The site said its 81-year-old founder and CEO, Neil Clark Warren, will hand over leadership of the company to Grant Langston, 50, a vice president at the company and a long-term employee. Warren, who appears in eHarmony ads, will remain as chairman. The changes are immediate, the company said.
The changes to eHarmony comes as the company is facing an increasingly crowded field of dating services, ranging from Tinder to OkCupid. At the same time, eHarmony isn't remaining content with focusing on matchmaking, given that it debuted a recruitment service earlier this year that seeks to create the perfect match between job seekers and employers. Within three years, the job service may provide as much as 60 percent of the company's total revenue, Reuters said earlier this year, citing Warren.
On the dating side, eHarmony is going to focus on revamping to catch up with its rivals, Langston told the Los Angeles Times.
"The product hasn't gotten the attention it needs," Langston told the publication. "We want to match you on things below the surface, so we're always going to be more involved than other dating services, but we've got to do that in a simpler way with a seamless mobile experience."
eHarmony didn't immediately return a request for comment.
eHarmony's commercials may also be due for an upgrade. Langston said the marketing effort has incorporated more social media messaging, noting that its TV ads had grown less effective because they tended to run for an entire year. Many of the ads featured Warren in an avuncular role, promising to help the lovelorn find their perfect partners.

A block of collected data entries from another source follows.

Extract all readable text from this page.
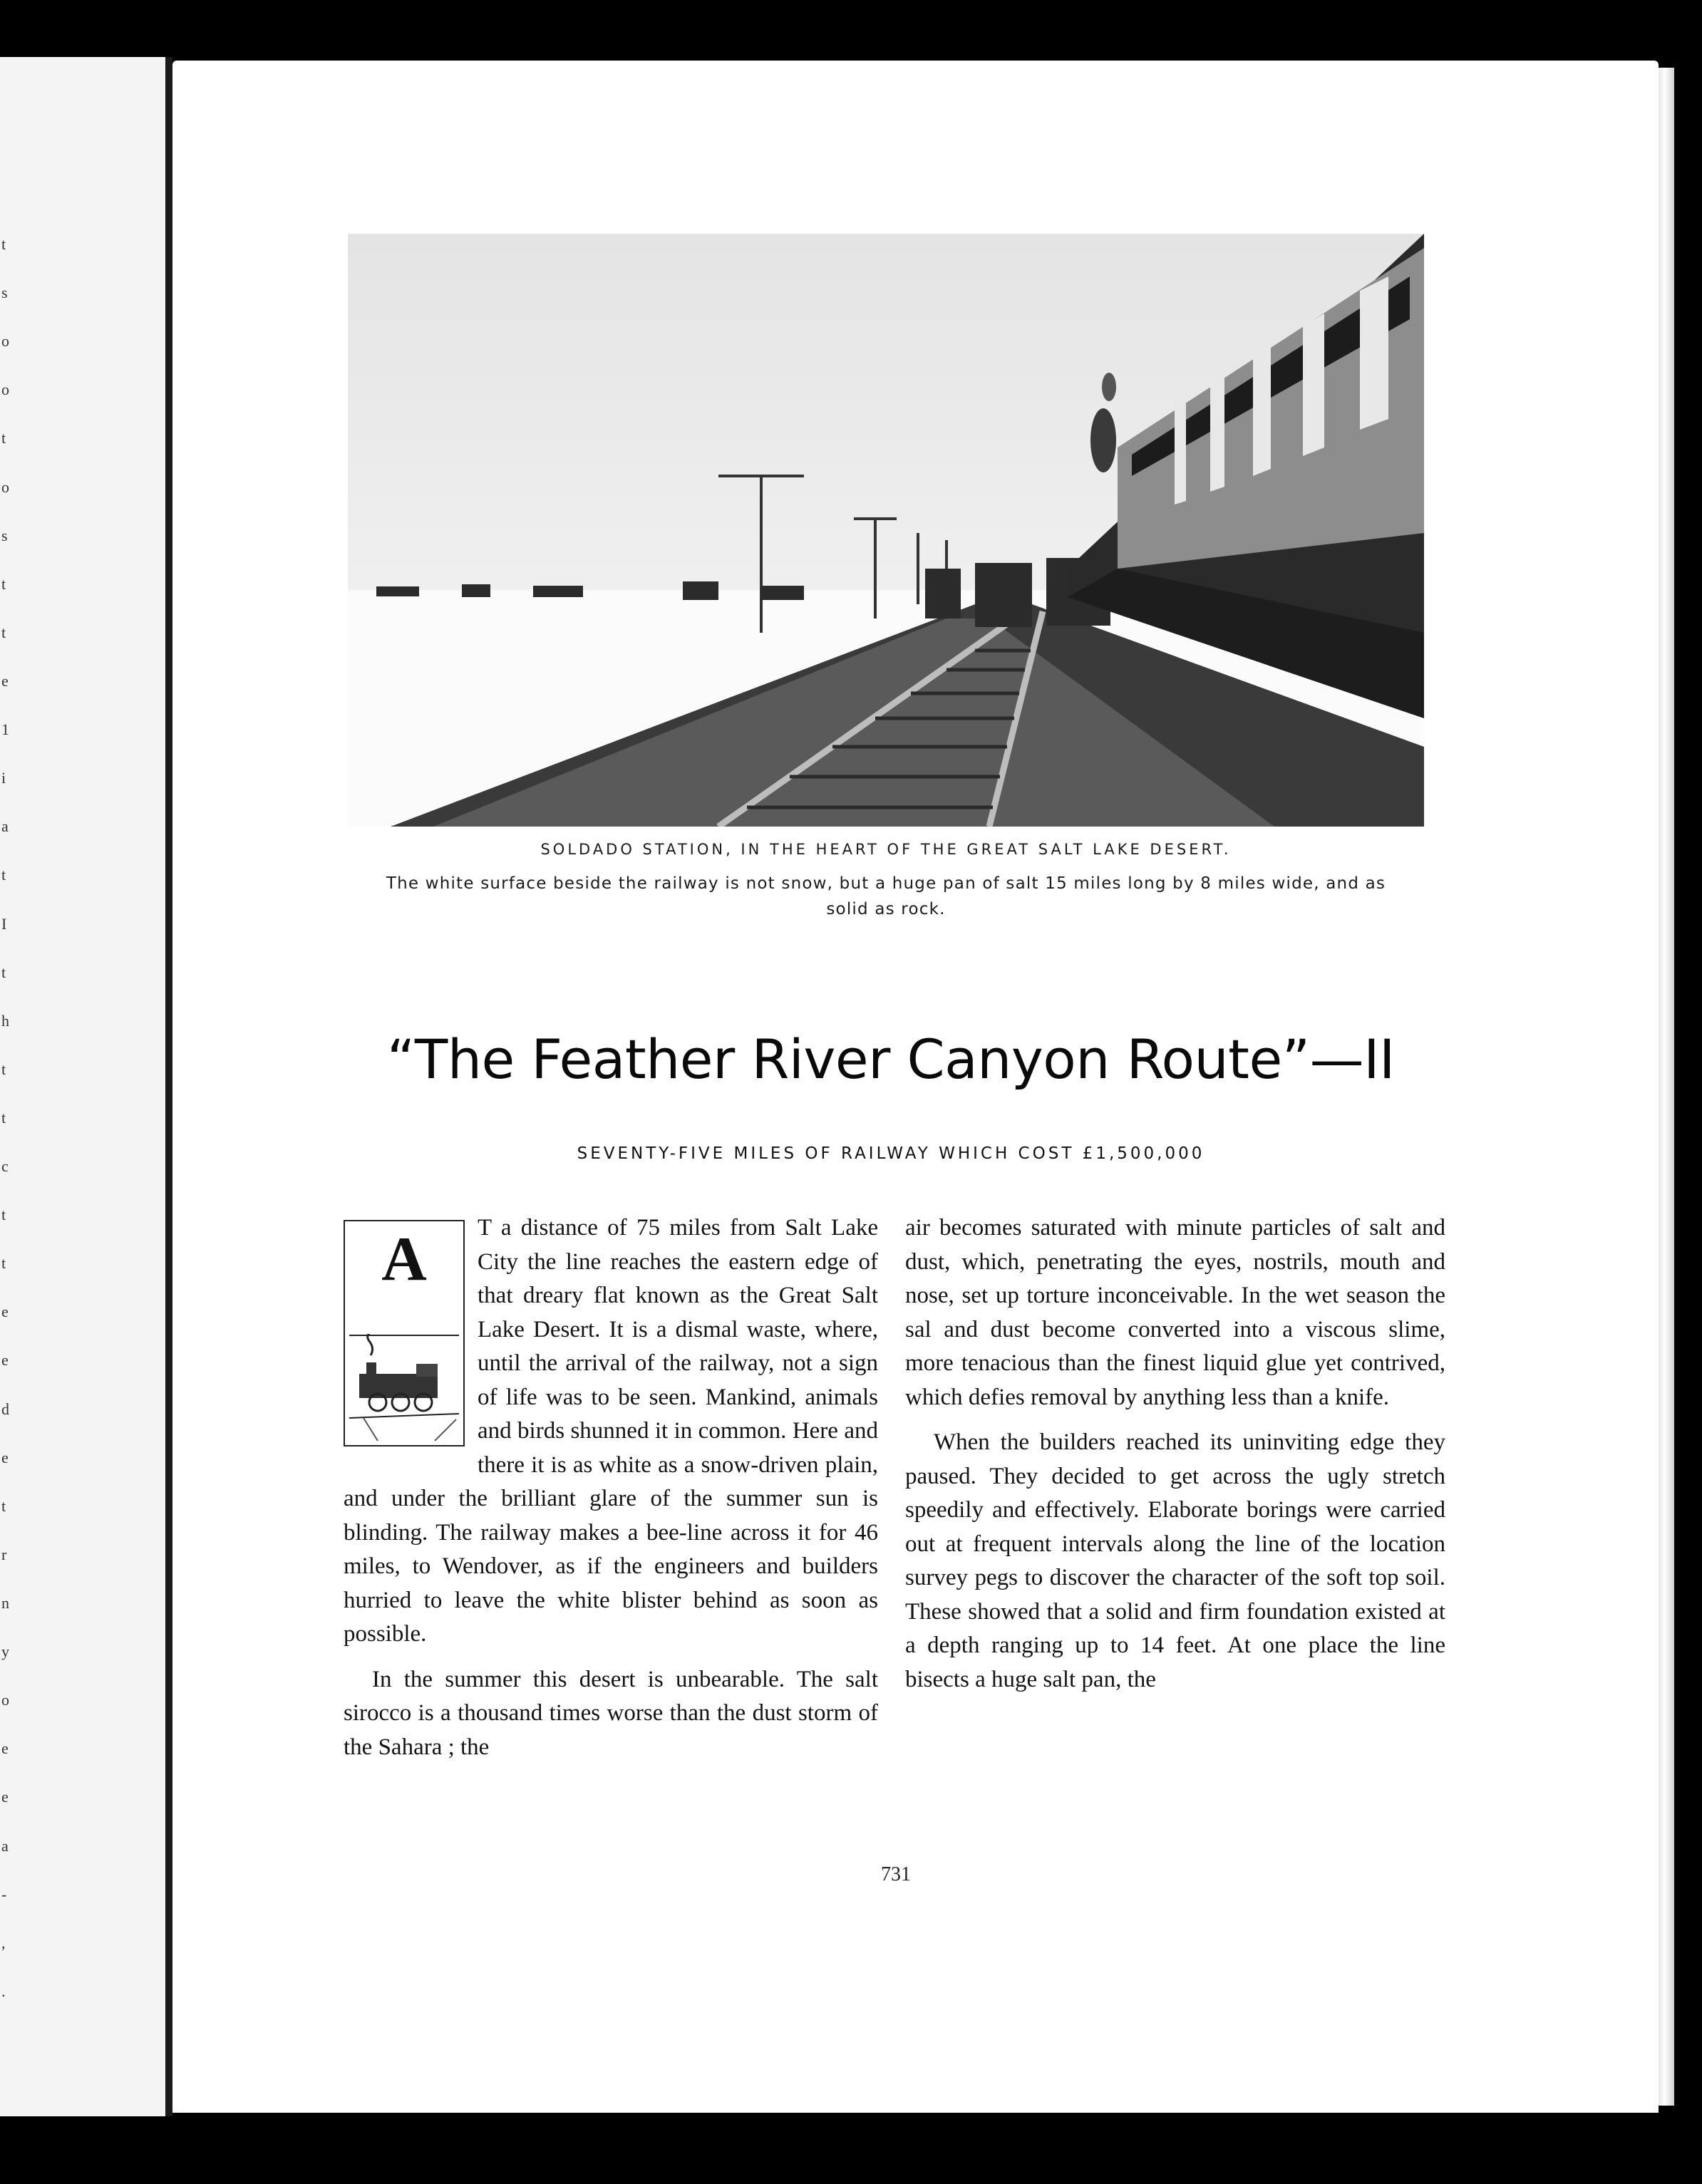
t
s
o
o
t
o
s
t
t
e
1
i
a
t
I
t
h
t
t
c
t
t
e
e
d
e
t
r
n
y
o
e
e
a
-
,
.
SOLDADO STATION, IN THE HEART OF THE GREAT SALT LAKE DESERT.
The white surface beside the railway is not snow, but a huge pan of salt 15 miles long by 8 miles wide, and as solid as rock.
“The Feather River Canyon Route”—II
SEVENTY-FIVE MILES OF RAILWAY WHICH COST £1,500,000

A	T a distance of 75 miles from Salt Lake City the line reaches the eastern edge of that dreary flat known as the Great Salt Lake Desert. It is a dismal waste, where, until the arrival of the railway, not a sign of life was to be seen. Mankind, animals and birds shunned it in common. Here and there it is as white as a snow-driven plain, and under the brilliant glare of the summer sun is blinding. The railway makes a bee-line across it for 46 miles, to Wendover, as if the engineers and builders hurried to leave the white blister behind as soon as possible.

In the summer this desert is unbearable. The salt sirocco is a thousand times worse than the dust storm of the Sahara ; the

air becomes saturated with minute particles of salt and dust, which, penetrating the eyes, nostrils, mouth and nose, set up torture inconceivable. In the wet season the sal and dust become converted into a viscous slime, more tenacious than the finest liquid glue yet contrived, which defies removal by anything less than a knife.

When the builders reached its uninviting edge they paused. They decided to get across the ugly stretch speedily and effectively. Elaborate borings were carried out at frequent intervals along the line of the location survey pegs to discover the character of the soft top soil. These showed that a solid and firm foundation existed at a depth ranging up to 14 feet. At one place the line bisects a huge salt pan, the

731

The company claims that "438 people get married every day as a result of eHarmony's compatibility matching." It says about 5 percent of all marriages in the U.S. have stemmed from its services.
Warren, a psychologist and evangelical Christian, created the site to help single people meet compatible partners, although he also came under fire for allegedly discriminating against same-sex couples.
The company created a same-sex dating service called Compatible Partners and settled a lawsuit related to the complaint in 2010.